Our youngest son, Simon, was 10 years old when we started this business and has graduated from (the U of M and) CW Outfitting to faster moving waters! He’s worked as a rafting guide at Deschutes River Adventures in Maupin, Oregon for the past two summers and loved it! We drove out to Oregon at the end of September to visit him and close out the rafting season with him and two of his guide buddies. Ruby worked with Simon at Deschutes River Adventures and Kailyn’s family owns and operates River Trails Rafting in Maupin.

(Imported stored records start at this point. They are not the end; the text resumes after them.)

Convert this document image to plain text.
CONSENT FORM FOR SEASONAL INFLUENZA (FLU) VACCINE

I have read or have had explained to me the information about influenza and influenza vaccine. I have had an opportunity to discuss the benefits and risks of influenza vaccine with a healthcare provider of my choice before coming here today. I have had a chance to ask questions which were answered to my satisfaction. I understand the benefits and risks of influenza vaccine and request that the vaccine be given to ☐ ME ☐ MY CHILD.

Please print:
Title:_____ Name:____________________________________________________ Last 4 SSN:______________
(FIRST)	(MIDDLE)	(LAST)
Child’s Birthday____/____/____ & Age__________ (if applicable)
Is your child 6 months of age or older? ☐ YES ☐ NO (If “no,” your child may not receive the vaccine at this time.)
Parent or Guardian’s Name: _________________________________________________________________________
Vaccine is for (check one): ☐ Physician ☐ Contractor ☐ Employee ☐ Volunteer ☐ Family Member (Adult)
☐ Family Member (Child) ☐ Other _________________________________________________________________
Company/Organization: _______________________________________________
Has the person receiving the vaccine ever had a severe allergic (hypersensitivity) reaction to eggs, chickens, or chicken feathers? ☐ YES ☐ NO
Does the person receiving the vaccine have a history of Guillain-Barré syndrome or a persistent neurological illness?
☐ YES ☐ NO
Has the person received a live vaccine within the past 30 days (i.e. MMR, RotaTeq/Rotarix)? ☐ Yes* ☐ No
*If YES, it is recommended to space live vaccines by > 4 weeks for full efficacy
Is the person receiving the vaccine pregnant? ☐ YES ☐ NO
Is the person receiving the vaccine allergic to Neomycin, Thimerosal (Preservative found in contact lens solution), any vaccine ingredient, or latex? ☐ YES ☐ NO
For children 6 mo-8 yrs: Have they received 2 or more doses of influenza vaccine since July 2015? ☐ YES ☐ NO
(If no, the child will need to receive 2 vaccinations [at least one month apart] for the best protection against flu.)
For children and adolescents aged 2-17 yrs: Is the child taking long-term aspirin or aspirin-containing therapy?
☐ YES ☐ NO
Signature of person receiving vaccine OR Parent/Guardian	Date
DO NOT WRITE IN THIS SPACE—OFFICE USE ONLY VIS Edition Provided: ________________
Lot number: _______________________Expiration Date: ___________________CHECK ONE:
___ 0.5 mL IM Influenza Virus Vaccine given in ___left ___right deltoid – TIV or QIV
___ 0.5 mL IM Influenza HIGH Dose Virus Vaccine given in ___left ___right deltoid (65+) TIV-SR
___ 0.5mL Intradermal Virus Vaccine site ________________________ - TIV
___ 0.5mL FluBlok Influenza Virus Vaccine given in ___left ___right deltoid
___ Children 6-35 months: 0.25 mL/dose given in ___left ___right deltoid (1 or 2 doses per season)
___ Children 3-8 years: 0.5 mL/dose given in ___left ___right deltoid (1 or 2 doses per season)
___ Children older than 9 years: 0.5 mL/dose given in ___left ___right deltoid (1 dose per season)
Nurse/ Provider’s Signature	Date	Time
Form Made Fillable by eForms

The temp was a fair 70 degrees and the sun was shining as the 14’ raft was loaded on top of Ruby’s Subaru. We headed through town, across the bridge over the Deschutes, and down along the river canyon to leave a car at the take-out, then piled into the Subaru and headed back up the winding river road to the put-in about 5 miles north of Maupin. A couple of us donned splash jackets under our PFD’s and neoprene booties before we pushed off and got the basic River Guide’s safety speech as Simon, Ruby, and Kailyn put on their “guide hats”. A mile down river, Simon navigated us through Class 2 & 3 rapids. We stayed pretty dry paddling through the Wapinitia wave train, went spinning through Tea Cups, and ran sideways through Devils Hole, “accidently” getting wet, of course! Then we got up on the pillow at Boxcar and turned down into another hole, coming out on top! We paddled two miles of lower Class 2’s until we came into town, floating under the bridge at Maupin. About forty minutes of flatwater paddling brought us to Surf City’s Class 2 rapid. After that, we hopped out on a sand bar to get another safety briefing and tuck away sunglasses and hats that we didn’t want to lose to the river before we smashed the Class 4 rapids at Oak Springs!  We hung out in the Champagne Room (eddy) for a bit before we headed downstream past a few fishermen casting from shore and through Class 2 rapids where the White River flows into the Deschutes. We wound down the river as the afternoon shadows stretched over the canyon walls. Simon and Sandra took turns “riding the bull” through Class 2 rapids at Upper Elevator and Lower Elevator as Kailyn took the Guide reins. We welcomed the sunshine as we finished the 13 mile run where the canyon walls open up at Sandy Beach take out. We were fortunate to have Casey, an Imperial Rafting Company driver, graciously agree to trailer our raft back to town, along with their rafting guests that got off the river a few minutes after us. It was a beautiful day rafting the Deschutes with our crew of awesome guides!

We ended the day taking in an awe inspiring sunset at Smith Rock State Park where the Crooked River winds through rock spires in Oregon’s High Desert.